I have the same objective as you: classification of multi-page image documents (for example, PDF documents whose pages can be converted to images) by using - at the same time - both the layout and text.
@nielsr of HuggingFace works on Document Image Classification
(see his github) but I did not find in this work a notebook/script that classifies from all the document pages.
- DiT (paper):
- LayoutLM (paper):
- fine-tuning
LayoutLMForSequenceClassification
on the RVL-CDIP dataset
- fine-tuning
- LayoutLMv2 (paper):
About using LayoutLMv2 for one page document classification, there is also the publication of Karndeep Singh that looks similar to the one of @nielsr
- video “Image Document Classification using LayoutLM”

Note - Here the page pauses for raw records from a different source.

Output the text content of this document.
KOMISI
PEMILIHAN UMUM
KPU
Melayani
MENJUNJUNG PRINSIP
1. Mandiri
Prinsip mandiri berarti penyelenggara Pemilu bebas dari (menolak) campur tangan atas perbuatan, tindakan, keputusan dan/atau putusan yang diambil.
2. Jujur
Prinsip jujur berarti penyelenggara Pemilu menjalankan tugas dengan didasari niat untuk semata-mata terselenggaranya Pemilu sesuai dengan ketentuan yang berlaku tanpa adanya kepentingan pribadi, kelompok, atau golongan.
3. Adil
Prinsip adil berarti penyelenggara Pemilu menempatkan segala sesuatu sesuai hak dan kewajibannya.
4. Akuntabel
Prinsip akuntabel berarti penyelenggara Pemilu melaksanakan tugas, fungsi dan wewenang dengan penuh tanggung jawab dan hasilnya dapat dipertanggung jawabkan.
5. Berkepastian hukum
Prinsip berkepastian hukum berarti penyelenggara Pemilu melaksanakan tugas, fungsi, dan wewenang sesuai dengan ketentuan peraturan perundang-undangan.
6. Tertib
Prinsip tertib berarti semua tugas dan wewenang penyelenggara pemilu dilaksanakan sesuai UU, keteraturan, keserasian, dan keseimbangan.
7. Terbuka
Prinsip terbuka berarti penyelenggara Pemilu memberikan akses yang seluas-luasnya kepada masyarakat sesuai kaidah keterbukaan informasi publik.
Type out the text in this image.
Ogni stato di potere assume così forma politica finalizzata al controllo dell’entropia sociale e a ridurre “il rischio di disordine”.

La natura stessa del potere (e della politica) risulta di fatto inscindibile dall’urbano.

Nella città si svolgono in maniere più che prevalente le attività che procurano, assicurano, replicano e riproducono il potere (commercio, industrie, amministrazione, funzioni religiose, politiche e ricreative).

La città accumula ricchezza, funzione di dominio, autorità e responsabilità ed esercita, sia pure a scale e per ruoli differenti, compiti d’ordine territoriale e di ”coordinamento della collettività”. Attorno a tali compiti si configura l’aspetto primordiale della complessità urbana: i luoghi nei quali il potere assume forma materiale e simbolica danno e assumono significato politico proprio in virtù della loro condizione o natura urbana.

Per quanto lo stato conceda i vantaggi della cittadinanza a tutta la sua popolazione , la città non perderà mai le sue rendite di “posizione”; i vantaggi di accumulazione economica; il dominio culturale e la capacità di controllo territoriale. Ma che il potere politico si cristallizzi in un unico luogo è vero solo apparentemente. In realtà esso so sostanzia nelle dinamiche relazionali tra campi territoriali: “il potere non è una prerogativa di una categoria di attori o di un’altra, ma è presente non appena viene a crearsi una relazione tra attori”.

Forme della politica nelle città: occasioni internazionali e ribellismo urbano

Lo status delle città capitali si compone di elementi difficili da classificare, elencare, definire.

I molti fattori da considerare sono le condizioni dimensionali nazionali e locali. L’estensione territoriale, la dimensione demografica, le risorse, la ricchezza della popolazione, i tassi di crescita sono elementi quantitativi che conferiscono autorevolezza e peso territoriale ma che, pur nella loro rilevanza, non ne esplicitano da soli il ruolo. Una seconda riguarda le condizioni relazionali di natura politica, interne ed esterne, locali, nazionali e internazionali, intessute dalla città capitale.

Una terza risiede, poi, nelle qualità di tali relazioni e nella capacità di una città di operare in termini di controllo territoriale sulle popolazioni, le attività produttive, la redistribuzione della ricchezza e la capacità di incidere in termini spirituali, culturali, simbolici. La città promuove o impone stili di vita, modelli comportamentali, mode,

- notebook: Fine_tuning_LayoutLMv2ForSequenceClassification_on_RVL_CDIP_(using_LayoutLMv2Processor).ipynb
I searched as well in arxiv.org about whole document classification
and I found this paper “Towards a Multi-modal, Multi-task Learning based Pre-training Framework for Document Representation Learning” which was updated in January 2022 (see image below). Unfortunately, I did not find any associated code/notebook.
Back to LayoutLMv2 (or LayoutLMv3 now), how do you think we could use it for a multi-page document classification? @nielsr, have you already worked on thus subject? Thanks.